Spider-Man: No Way Home

[4.5 stars] [IMDB Link]

[Amazon Link]
(paid link)

I went to see this in an actual physical theater with Pun Son. I had a great time.

Do I really need to provide a plot summary? Given that anyone interested has probably already seen it? And everyone else doesn't care? Well, I always do, so here 'tis;

At the close of the previous movie, the dying revenge of the villainous Mysterio was to provide J. Jonah Jameson (shown here as an Alex Jones-style babbler) with Spider-Man's secret identity, Peter Parker. A cliff-hanger indeed!

This (of course) proves problematic for Peter. (Tony Stark, being a gazillionaire, could get away with revealing his Iron Man identity; Peter doesn't have the finances to bring it off.) It's also tough on his pals, MJ and Ned. Specifically, all three fail to get into MIT, due to the controversy.

Like anyone wants to go to MIT. Shoulda tried Caltech.

Peter turns to his acquaintance from the Avengers movies, Doctor Strange. After some (pretty funny) back-and-forth, the Doc weaves a worldwide mass-amnesia spell. Which, thanks to Peter's meddling, goes very badly, opening up portals to alternate timelines.
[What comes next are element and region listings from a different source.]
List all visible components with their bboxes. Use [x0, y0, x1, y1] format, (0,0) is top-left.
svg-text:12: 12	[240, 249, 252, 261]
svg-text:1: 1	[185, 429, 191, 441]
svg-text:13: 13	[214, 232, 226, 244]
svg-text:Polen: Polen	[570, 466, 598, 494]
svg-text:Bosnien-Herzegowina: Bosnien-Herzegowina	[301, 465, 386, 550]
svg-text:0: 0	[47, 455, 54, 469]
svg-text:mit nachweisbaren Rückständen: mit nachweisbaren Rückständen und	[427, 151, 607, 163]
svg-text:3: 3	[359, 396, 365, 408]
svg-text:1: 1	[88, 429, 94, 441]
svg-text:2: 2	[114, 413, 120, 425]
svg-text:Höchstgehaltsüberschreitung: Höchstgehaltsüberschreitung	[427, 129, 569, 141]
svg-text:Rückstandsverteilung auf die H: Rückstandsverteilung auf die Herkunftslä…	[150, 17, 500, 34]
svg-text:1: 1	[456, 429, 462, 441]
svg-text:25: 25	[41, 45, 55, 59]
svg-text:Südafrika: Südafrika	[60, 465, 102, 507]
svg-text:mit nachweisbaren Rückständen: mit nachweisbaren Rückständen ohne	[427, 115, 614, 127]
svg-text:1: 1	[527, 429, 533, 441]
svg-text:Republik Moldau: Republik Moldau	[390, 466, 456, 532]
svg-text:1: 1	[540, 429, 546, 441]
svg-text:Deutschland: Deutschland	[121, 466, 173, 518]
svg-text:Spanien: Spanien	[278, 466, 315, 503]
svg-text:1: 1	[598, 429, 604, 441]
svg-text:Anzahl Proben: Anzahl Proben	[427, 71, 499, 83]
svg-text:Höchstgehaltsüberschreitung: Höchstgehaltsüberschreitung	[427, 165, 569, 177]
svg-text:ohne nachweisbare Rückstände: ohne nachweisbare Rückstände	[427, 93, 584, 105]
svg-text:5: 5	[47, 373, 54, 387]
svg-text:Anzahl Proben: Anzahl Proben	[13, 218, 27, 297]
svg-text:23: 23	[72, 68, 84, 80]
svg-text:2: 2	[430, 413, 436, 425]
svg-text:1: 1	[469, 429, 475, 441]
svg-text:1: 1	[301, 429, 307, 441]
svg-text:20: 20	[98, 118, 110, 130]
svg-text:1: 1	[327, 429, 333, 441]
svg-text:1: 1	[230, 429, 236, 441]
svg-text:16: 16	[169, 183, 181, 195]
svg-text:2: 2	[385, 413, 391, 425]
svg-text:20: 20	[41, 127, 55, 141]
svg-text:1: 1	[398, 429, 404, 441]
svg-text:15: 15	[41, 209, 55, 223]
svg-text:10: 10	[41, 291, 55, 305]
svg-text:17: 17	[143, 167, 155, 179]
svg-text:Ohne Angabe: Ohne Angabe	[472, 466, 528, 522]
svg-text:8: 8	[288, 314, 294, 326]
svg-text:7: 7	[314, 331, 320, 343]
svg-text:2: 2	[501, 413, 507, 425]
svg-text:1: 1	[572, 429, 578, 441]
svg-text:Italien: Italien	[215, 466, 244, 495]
Which (in turn) summons all sorts of bad guys from those timelines. And if you're at all familiar with the Spiderverse, and look at the DVD box over there on the right (or if you've seen the trailer), you know one of them already.

Fortunately, it's not just the bad guys that show up. But not in time to save our hero from a certain amount of heartbreak.